The California State Assembly is set to review legislation that would require schools receiving public funding to adopt an “affirmative consent standard,” clearly defining when sex is consensual and when it is not.
California would be the first state in the country to refer to a collection of discrete actions and cues in order to determine whether or not consent is given. While nonverbal cues such as nods could be interpreted as consent, mere silence and unresponsiveness would not. Instances involving the intoxication, lack of consciousness, or drug use of any of the involved parties would similarly nullify any claims of consent.
The proposed California bill, which originally made its way through the state Senate in May in a 27-4 vote, takes cues from a report made by the White House task force earlier this year. Statistically speaking, the report says, one in five female college students and one in 72 male college students reporting having been sexually assaulted.
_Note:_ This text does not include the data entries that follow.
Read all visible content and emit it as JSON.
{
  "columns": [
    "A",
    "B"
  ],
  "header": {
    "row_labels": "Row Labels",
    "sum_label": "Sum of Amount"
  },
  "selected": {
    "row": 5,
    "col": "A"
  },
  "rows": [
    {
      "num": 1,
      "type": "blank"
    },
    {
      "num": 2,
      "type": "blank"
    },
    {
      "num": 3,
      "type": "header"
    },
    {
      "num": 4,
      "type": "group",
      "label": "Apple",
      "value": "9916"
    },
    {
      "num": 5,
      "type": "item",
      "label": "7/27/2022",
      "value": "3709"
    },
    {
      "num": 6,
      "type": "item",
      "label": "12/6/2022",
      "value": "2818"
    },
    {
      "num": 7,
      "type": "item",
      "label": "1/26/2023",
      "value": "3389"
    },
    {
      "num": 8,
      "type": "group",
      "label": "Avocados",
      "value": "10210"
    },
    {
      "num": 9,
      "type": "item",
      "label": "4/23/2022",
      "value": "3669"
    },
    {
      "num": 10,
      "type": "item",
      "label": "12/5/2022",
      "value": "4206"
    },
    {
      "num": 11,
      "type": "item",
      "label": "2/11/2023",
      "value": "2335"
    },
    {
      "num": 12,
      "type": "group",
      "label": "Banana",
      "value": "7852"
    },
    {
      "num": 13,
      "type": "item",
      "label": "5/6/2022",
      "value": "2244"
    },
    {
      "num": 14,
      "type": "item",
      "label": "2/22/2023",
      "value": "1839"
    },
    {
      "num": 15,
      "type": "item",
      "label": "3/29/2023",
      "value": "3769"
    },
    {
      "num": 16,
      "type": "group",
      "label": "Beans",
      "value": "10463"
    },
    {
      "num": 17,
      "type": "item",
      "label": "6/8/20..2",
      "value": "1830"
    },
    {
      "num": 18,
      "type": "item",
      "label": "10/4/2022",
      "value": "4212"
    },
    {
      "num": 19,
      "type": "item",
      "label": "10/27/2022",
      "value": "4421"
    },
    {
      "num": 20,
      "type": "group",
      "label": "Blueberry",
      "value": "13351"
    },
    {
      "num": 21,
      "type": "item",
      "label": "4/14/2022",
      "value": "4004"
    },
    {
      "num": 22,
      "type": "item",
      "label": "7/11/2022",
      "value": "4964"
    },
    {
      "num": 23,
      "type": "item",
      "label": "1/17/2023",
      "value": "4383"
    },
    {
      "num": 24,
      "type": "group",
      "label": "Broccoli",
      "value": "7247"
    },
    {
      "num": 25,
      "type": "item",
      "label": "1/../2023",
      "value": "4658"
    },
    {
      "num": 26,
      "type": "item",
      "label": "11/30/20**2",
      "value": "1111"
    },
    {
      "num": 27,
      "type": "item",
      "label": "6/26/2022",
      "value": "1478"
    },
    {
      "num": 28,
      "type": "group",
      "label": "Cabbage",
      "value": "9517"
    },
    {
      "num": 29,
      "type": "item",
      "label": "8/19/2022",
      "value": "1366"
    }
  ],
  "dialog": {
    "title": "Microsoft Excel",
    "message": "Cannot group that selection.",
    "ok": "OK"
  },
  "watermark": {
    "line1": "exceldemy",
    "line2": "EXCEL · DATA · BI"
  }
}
The Campus Safety and Accountability Act, a bipartisan bill introduced to the Senate floor in late August, seeks to streamline the processes surrounding sexual assault on campus from initial reporting to disciplinary proceedings. Legislatures in Maryland, Connecticut and Texas have introduced bills encouraging colleges in their states to take a tougher stance against sexual assault, but California’s would be the first to set a consent standard.
The inherent ambiguity associated with non-explicit declarations of intent and consent have been the source of much of the bill’s opposition. Considering the settings in which college sexual encounters tend to take place, both defenders and detractors of bill are considering the impact that it would have on the ways college students think and talk about sex on campus.